The original sketch plan included retail space on a few corners. Paul Meyer, a member of the Implementation Committee and resident of The Wisconsin Condominiums behind Metro Pike Center, said that lack of retail and other amenities wouldn’t be fair to residents of his building and wouldn’t encourage people to walk from section to section of White Flint.

In the time since that presentation in May, Saul Centers hired landscape architect Michael Vergason.
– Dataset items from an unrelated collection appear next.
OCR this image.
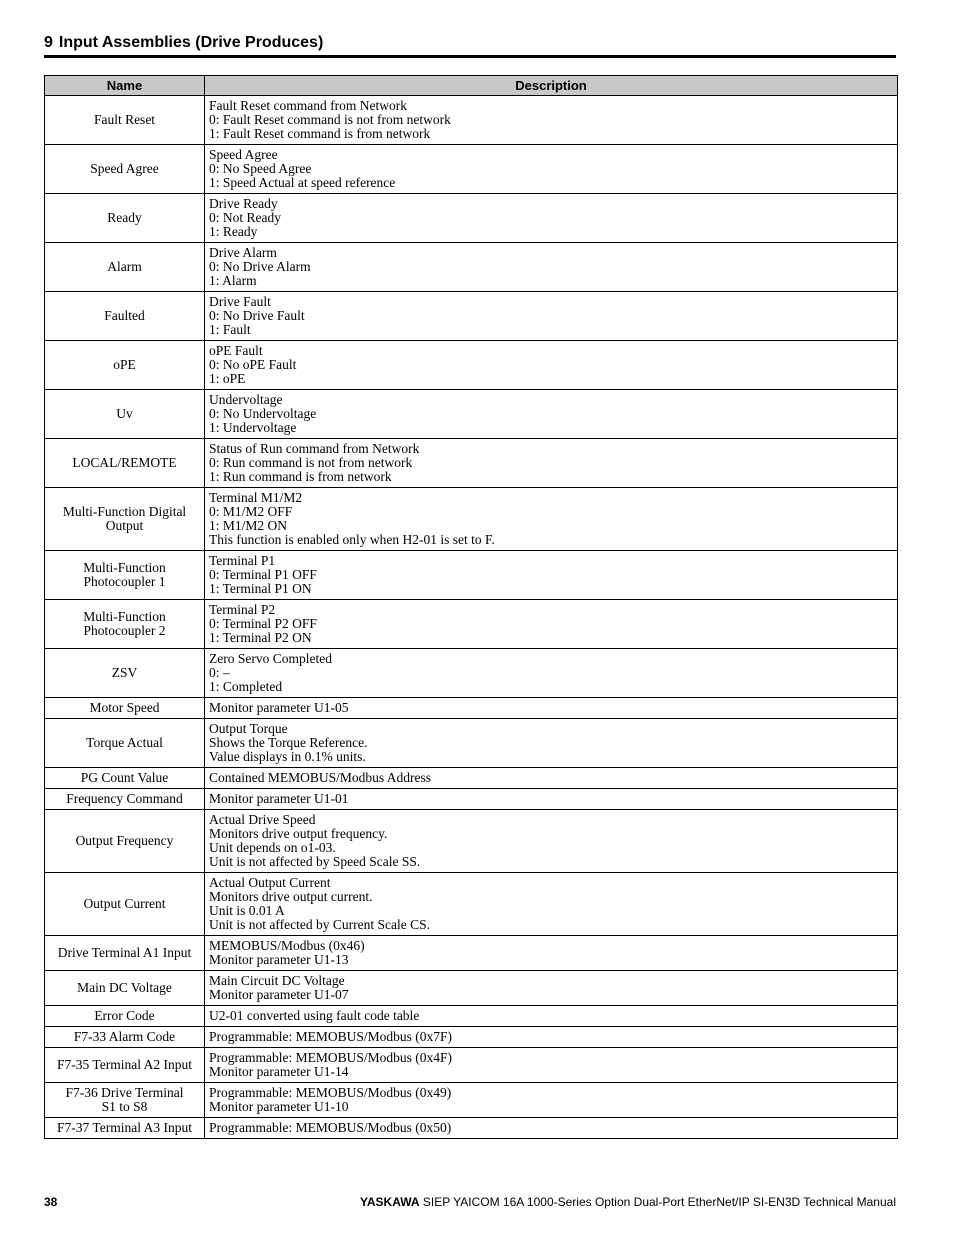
9 Input Assemblies (Drive Produces)
Name	Description

Fault Reset	Fault Reset command from Network
0: Fault Reset command is not from network
1: Fault Reset command is from network

Speed Agree	Speed Agree
0: No Speed Agree
1: Speed Actual at speed reference

Ready	Drive Ready
0: Not Ready
1: Ready

Alarm	Drive Alarm
0: No Drive Alarm
1: Alarm

Faulted	Drive Fault
0: No Drive Fault
1: Fault

oPE	oPE Fault
0: No oPE Fault
1: oPE

Uv	Undervoltage
0: No Undervoltage
1: Undervoltage

LOCAL/REMOTE	Status of Run command from Network
0: Run command is not from network
1: Run command is from network

Multi-Function Digital
Output	Terminal M1/M2
0: M1/M2 OFF
1: M1/M2 ON
This function is enabled only when H2-01 is set to F.

Multi-Function
Photocoupler 1	Terminal P1
0: Terminal P1 OFF
1: Terminal P1 ON

Multi-Function
Photocoupler 2	Terminal P2
0: Terminal P2 OFF
1: Terminal P2 ON

ZSV	Zero Servo Completed
0: –
1: Completed

Motor Speed	Monitor parameter U1-05

Torque Actual	Output Torque
Shows the Torque Reference.
Value displays in 0.1% units.

PG Count Value	Contained MEMOBUS/Modbus Address

Frequency Command	Monitor parameter U1-01

Output Frequency	Actual Drive Speed
Monitors drive output frequency.
Unit depends on o1-03.
Unit is not affected by Speed Scale SS.

Output Current	Actual Output Current
Monitors drive output current.
Unit is 0.01 A
Unit is not affected by Current Scale CS.

Drive Terminal A1 Input	MEMOBUS/Modbus (0x46)
Monitor parameter U1-13

Main DC Voltage	Main Circuit DC Voltage
Monitor parameter U1-07

Error Code	U2-01 converted using fault code table

F7-33 Alarm Code	Programmable: MEMOBUS/Modbus (0x7F)

F7-35 Terminal A2 Input	Programmable: MEMOBUS/Modbus (0x4F)
Monitor parameter U1-14

F7-36 Drive Terminal
S1 to S8	Programmable: MEMOBUS/Modbus (0x49)
Monitor parameter U1-10

F7-37 Terminal A3 Input	Programmable: MEMOBUS/Modbus (0x50)
38	YASKAWA SIEP YAICOM 16A 1000-Series Option Dual-Port EtherNet/IP SI-EN3D Technical Manual
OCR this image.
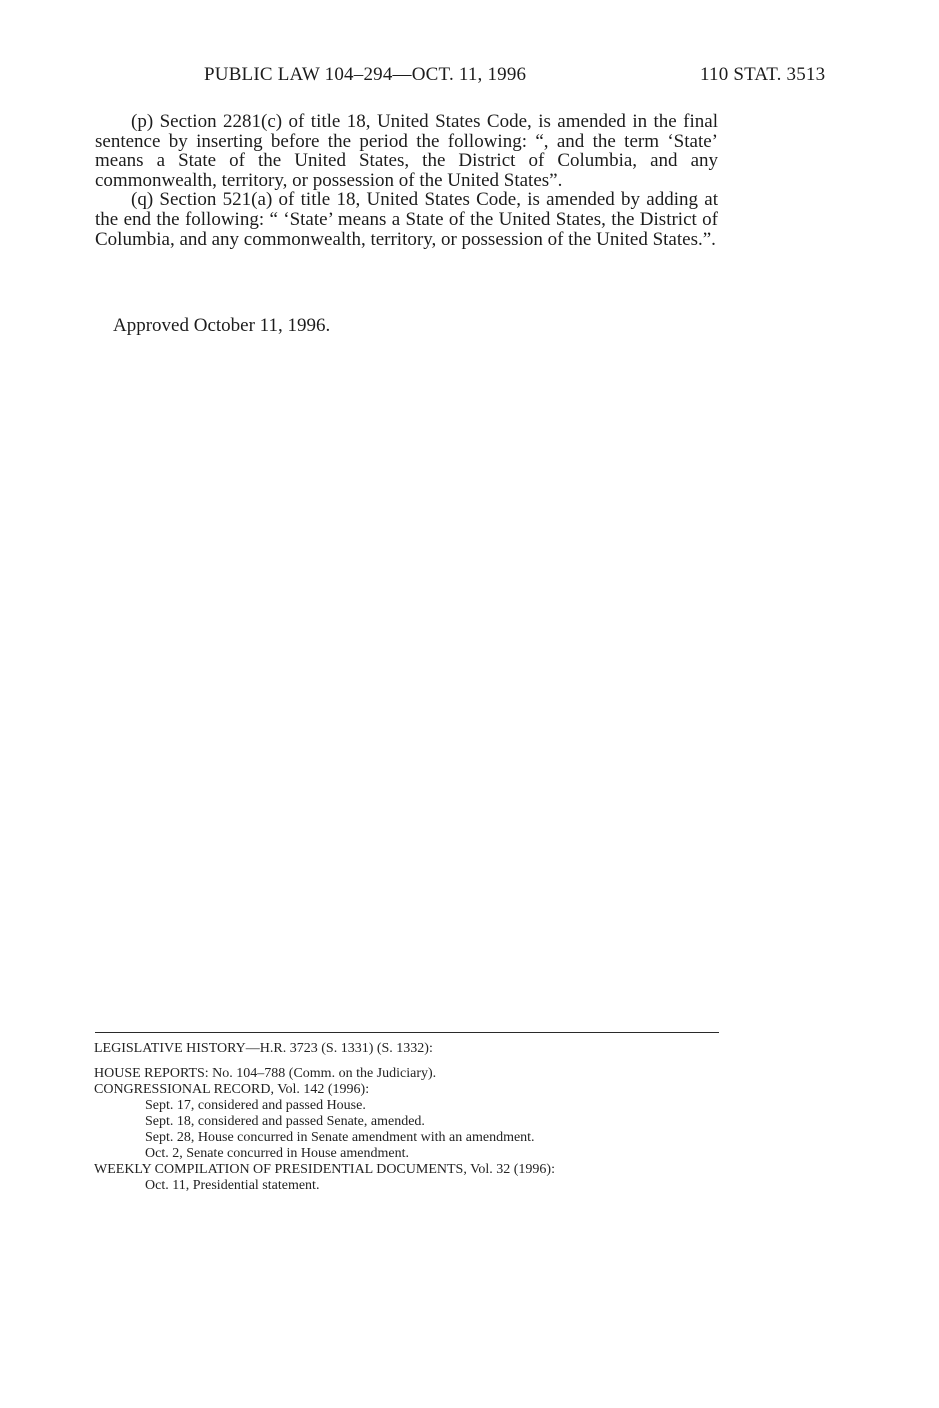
PUBLIC LAW 104–294—OCT. 11, 1996	110 STAT. 3513

(p) Section 2281(c) of title 18, United States Code, is amended in the final sentence by inserting before the period the following: “, and the term ‘State’ means a State of the United States, the District of Columbia, and any commonwealth, territory, or possession of the United States”.

(q) Section 521(a) of title 18, United States Code, is amended by adding at the end the following: “ ‘State’ means a State of the United States, the District of Columbia, and any commonwealth, territory, or possession of the United States.”.

Approved October 11, 1996.
LEGISLATIVE HISTORY—H.R. 3723 (S. 1331) (S. 1332):
HOUSE REPORTS: No. 104–788 (Comm. on the Judiciary).
CONGRESSIONAL RECORD, Vol. 142 (1996):
Sept. 17, considered and passed House.
Sept. 18, considered and passed Senate, amended.
Sept. 28, House concurred in Senate amendment with an amendment.
Oct. 2, Senate concurred in House amendment.
WEEKLY COMPILATION OF PRESIDENTIAL DOCUMENTS, Vol. 32 (1996):
Oct. 11, Presidential statement.
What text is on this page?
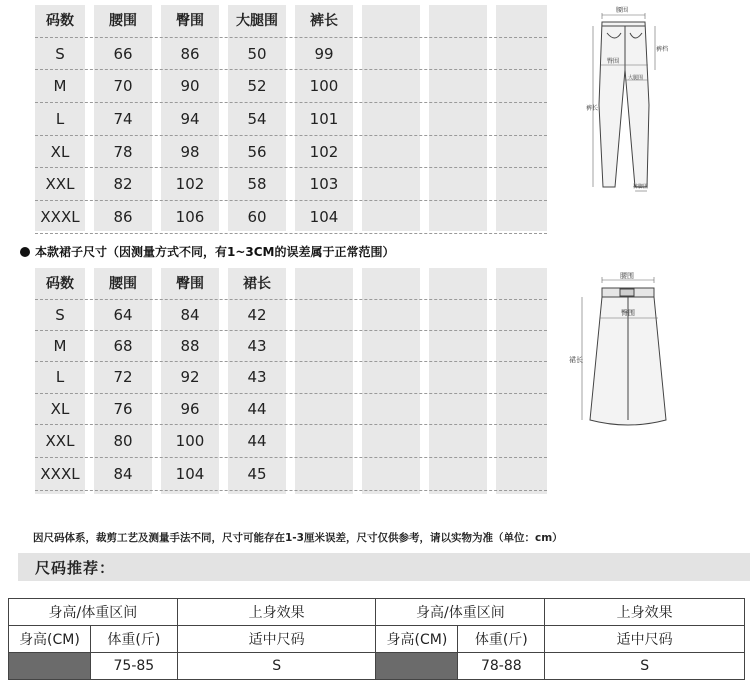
码数	腰围	臀围	大腿围	裤长
S	66	86	50	99
M	70	90	52	100
L	74	94	54	101
XL	78	98	56	102
XXL	82	102	58	103
XXXL	86	106	60	104
腰围
裤档
臀围
大腿围
裤长
裤脚围
本款裙子尺寸（因测量方式不同，有1~3CM的误差属于正常范围）
码数	腰围	臀围	裙长
S	64	84	42
M	68	88	43
L	72	92	43
XL	76	96	44
XXL	80	100	44
XXXL	84	104	45
腰围
臀围
裙长
因尺码体系，裁剪工艺及测量手法不同，尺寸可能存在1-3厘米误差，尺寸仅供参考，请以实物为准（单位：cm）
尺码推荐：
身高/体重区间		上身效果	身高/体重区间		上身效果
身高(CM)	体重(斤)	适中尺码	身高(CM)	体重(斤)	适中尺码
	75-85	S		78-88	S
On Monday, he presented a new plan for the west side of Rockville Pike that included multiple rows of trees, water features, seating areas and two sets of sidewalks that would be used for faster-moving foot or bike traffic and for slower-moving foot traffic around the restaurants.

Vergason spoke about the importance of the site as the center of the White Flint Sector, meaning attractive pedestrian facilities need to provide a sense of connection through the core of the area.

Monday’s presentation was a pre-submittal public meeting, as required by law, though it was actually the third time Saul Centers has presented its sketch plan.

Attorney Bob Dalrymple said the Planning Department provided Saul Centers an inaccurate list of active community and civic associations prior to the first two meetings, which meant not everybody was given notice of the meetings.

More than 50 people, most from The Wisconsin and The Grand condos, crowded into a small room at the Shriver Aquatics Center to hear the plans for the first time.

Saul Centers Vice President of Development Brian Downie said he hoped to have the sketch plan submitted to the Planning Department by the end of the month.

The project calls for a total of 1,400 rental units and 200,000 square feet of office and commercial space, though Downie again said the company plans to build one building at a time, starting with the northernmost residential tower at Rockville Pike and Marinelli Road.

The entire build-out of the property could take 10 or 15 years, depending on the market and phasing triggers in the White Flint Sector Plan that will limit development until transportation standards are met.

  • Merujo

    High end, high end… soon I won’t be able to live/shop in the area where I live. Makes me sad, but I guess I’m not the affluent target for this part of MoCo.

    • Alex in SF

      Actually Merujo, increasing supply at any level of quality will lower the costs of your housing. If we limit the amount of housing built, that will make your housing unaffordable. People are going to have children and move to the county for work regardless of the amount of housing built, so demand is almost completely unchanged by the supply. Therefore, the more housing/supply the better and the lower the price will be.

      BTW, the low cost condos/apartments of today were high end 10-30 years ago and they get relatively less expensive with time. So, we need to keep adding supply now, so it can get older and be cheaper in 10 years+.

      • Todd Moniot

        And, it’s not replacing affordable housing, it’s replacing a McDonald’s, an ageing strip mall, and a sea of parking. Creating housing where there is none increases the supply and makes the area more affordable. Placing it on top of the Metro in a walkable setting may also give you the option of moving into a ‘luxury’ apartment and paying for it by not having a car. Good choice to have.

  • anon

    In addition to Alex’s point about increasing supply filtering down and lowering prices over time, do you really expect any new build to NOT refer to itself as “luxury” Merujo? Every single one I’ve ever seen (hundreds) has always called itself that. What’s the other option – them calling themselves “run-of-the-mill”?